Too many documents are going to human review
- Confidence threshold too high: Lower your threshold and re-run your test set to see the effect. A threshold of 85% is a reasonable starting point for most typed PDFs; scanned documents may need 75%.
- Validation rules too strict: Check which rule is generating the most flags. Common culprits: vendor name matching (names differ slightly between document and master data), date format expectations, or amount ranges set too narrow for the actual data.
- Vendor name normalization: Add a normalization step to your SOP:
"Trim whitespace, remove punctuation, and convert to title case before looking up the vendor name."This handles “ACME CORP.”, “Acme Corp”, and “Acme Corp.” as the same vendor.
Records are written with wrong values
- Review: confidence threshold too low: If low-confidence fields are passing through undetected, increase your threshold and/or raise the lower bound below which fields are treated as missing.
- Math check not firing: Confirm your SOP explicitly instructs the assignment to verify totals. Add a separate validation step:
"After extracting all amounts, verify: total = subtotal + tax. If not, flag the specific discrepancy."

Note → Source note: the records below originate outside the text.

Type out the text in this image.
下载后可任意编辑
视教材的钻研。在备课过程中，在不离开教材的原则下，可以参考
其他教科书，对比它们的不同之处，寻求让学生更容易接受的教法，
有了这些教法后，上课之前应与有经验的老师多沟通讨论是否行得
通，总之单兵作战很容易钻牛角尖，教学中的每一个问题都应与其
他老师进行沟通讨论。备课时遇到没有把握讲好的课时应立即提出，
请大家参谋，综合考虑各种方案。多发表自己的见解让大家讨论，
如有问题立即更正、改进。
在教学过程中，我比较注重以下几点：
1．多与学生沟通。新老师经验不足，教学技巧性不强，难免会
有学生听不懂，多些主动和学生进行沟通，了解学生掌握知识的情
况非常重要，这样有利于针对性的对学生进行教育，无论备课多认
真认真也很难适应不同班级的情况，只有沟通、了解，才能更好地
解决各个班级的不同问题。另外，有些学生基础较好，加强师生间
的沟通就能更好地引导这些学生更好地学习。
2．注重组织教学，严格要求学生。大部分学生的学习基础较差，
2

Duplicate detection is generating false positives
- Blanket/standing invoices: Some vendors send monthly invoices with the same base reference number. Add an exception:
"Treat document numbers ending in -YYYY-MM as recurring monthly invoices; do not flag these as duplicates." - Reused document numbers across vendors: Narrow the duplicate check to same vendor + same document number rather than document number alone.
Assignment processing stalls or stops mid-run
- Session log: Open the job in Duvo and check the session log for timeout or connection errors. The log shows exactly which step the assignment stopped at.
- Source permissions: Verify the source folder or inbox is still accessible and that the connected login has not expired. Re-authorize the connection if needed.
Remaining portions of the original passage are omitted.